SAO PAULO — We Brazilians have rarely faced an economic downturn of this magnitude. From April 2014 to September 2015, the country's GDP contracted by 5.8%, and there are no signs that a turnaround is forthcoming. We haven't seen anything like it since the "lost decade" that began in the early 1980s or, before that, in the 1930s.
With the results registered in the third quarter — a 1.7% slip compared to the previous three months — the 2015 GDP is expected to end with a contraction of close to 4%. And with this figure, the hopes that 2016 will bring any breath of fresh air have hereby evaporated. Next year will bring more economic contraction, despite the Rio Olympics. Only in 2017 can we hope for some, albeit timid growth. And that's if we're lucky.
Collapsing domestic demand is affecting all sectors of the economy, including gas and oil companies and the construction industry, which are such vital engines for employment and investment. The breadth of the crisis is as unusual as it is troubling, making it all the more difficult to foresee a possible path to recovery.

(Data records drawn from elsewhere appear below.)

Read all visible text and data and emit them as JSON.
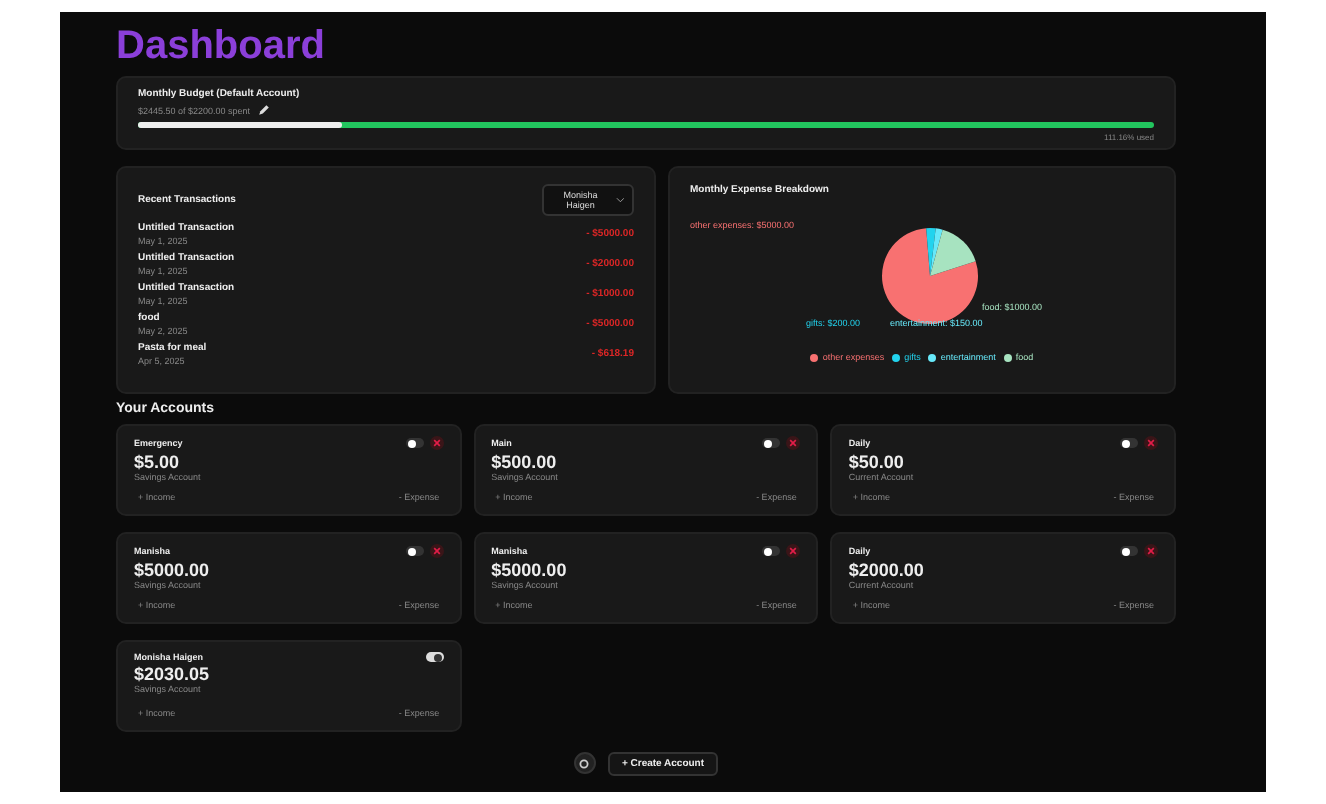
{
  "title": "Dashboard",
  "budget": {
    "title": "Monthly Budget (Default Account)",
    "summary": "$2445.50 of $2200.00 spent",
    "level": 0.2,
    "used": "111.16% used"
  },
  "transactions": {
    "title": "Recent Transactions",
    "account_select": "Monisha Haigen",
    "items": [
      {
        "name": "Untitled Transaction",
        "date": "May 1, 2025",
        "amount": "- $5000.00"
      },
      {
        "name": "Untitled Transaction",
        "date": "May 1, 2025",
        "amount": "- $2000.00"
      },
      {
        "name": "Untitled Transaction",
        "date": "May 1, 2025",
        "amount": "- $1000.00"
      },
      {
        "name": "food",
        "date": "May 2, 2025",
        "amount": "- $5000.00"
      },
      {
        "name": "Pasta for meal",
        "date": "Apr 5, 2025",
        "amount": "- $618.19"
      }
    ]
  },
  "expenses": {
    "title": "Monthly Expense Breakdown",
    "slice_labels": [
      "other expenses: $5000.00",
      "gifts: $200.00",
      "entertainment: $150.00",
      "food: $1000.00"
    ],
    "chart_data": {
      "type": "pie",
      "categories": [
        "other expenses",
        "gifts",
        "entertainment",
        "food"
      ],
      "values": [
        78.74,
        3.15,
        2.36,
        15.75
      ],
      "colors": [
        "#f87171",
        "#22d3ee",
        "#67e8f9",
        "#a7e3c0"
      ]
    }
  },
  "accounts_title": "Your Accounts",
  "accounts": [
    {
      "name": "Emergency",
      "balance": "$5.00",
      "type": "Savings Account",
      "on": false,
      "income": "+ Income",
      "expense": "- Expense"
    },
    {
      "name": "Main",
      "balance": "$500.00",
      "type": "Savings Account",
      "on": false,
      "income": "+ Income",
      "expense": "- Expense"
    },
    {
      "name": "Daily",
      "balance": "$50.00",
      "type": "Current Account",
      "on": false,
      "income": "+ Income",
      "expense": "- Expense"
    },
    {
      "name": "Manisha",
      "balance": "$5000.00",
      "type": "Savings Account",
      "on": false,
      "income": "+ Income",
      "expense": "- Expense"
    },
    {
      "name": "Manisha",
      "balance": "$5000.00",
      "type": "Savings Account",
      "on": false,
      "income": "+ Income",
      "expense": "- Expense"
    },
    {
      "name": "Daily",
      "balance": "$2000.00",
      "type": "Current Account",
      "on": false,
      "income": "+ Income",
      "expense": "- Expense"
    },
    {
      "name": "Monisha Haigen",
      "balance": "$2030.05",
      "type": "Savings Account",
      "on": true,
      "income": "+ Income",
      "expense": "- Expense"
    }
  ],
  "create_button": "+ Create Account"
}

The extent to which all of this affects people's daily lives has yet to be entirely assessed, though we can already see a reversal of the positive trends of the past decade. Informal "off-the-books" employment, for instance, is on the rise again, as is youth unemployment. If the least pessimistic forecasts are right, the country will have lost 4.5 million proper jobs by next year.
For these reasons, the current recession will likely last longer than those we went through in 2003 and 2009. In both cases, the Brazilian economy returned to growth less than a year later, and quickly recovered what it had lost. But this time, it's almost certain that the country will reach 2018 with a lower level of production than in 2014.
All of this underscores just how precarious the government's economic model really is. Rather than build any kind of solid foundation, the ruling Workers' Party, or PT, has simply reaped the fruits of a positive global outlook to give away money and buy support among politicians and entrepreneurs for what is ultimately a rather primitive economic project.
There has been no shortage of warnings of the impending failure of the PT's policy choices, which are marked by coarse interventionism and arbitrary efforts to favor this or that sector. In this shady environment, it should be no surprise that corruption and the worst practices of public administration are thriving.
Changing this gloomy picture will require the establishment of a policy that's the exact opposite to what the successive PT governments have built. To start with, our leaders need to establish a system based on productivity, openness and transparency.
If there's one benefit to this situation, it's that our economic situation has deteriorated to such an extent that the need to pursue serious reforms is finally getting the attention it so desperately deserves.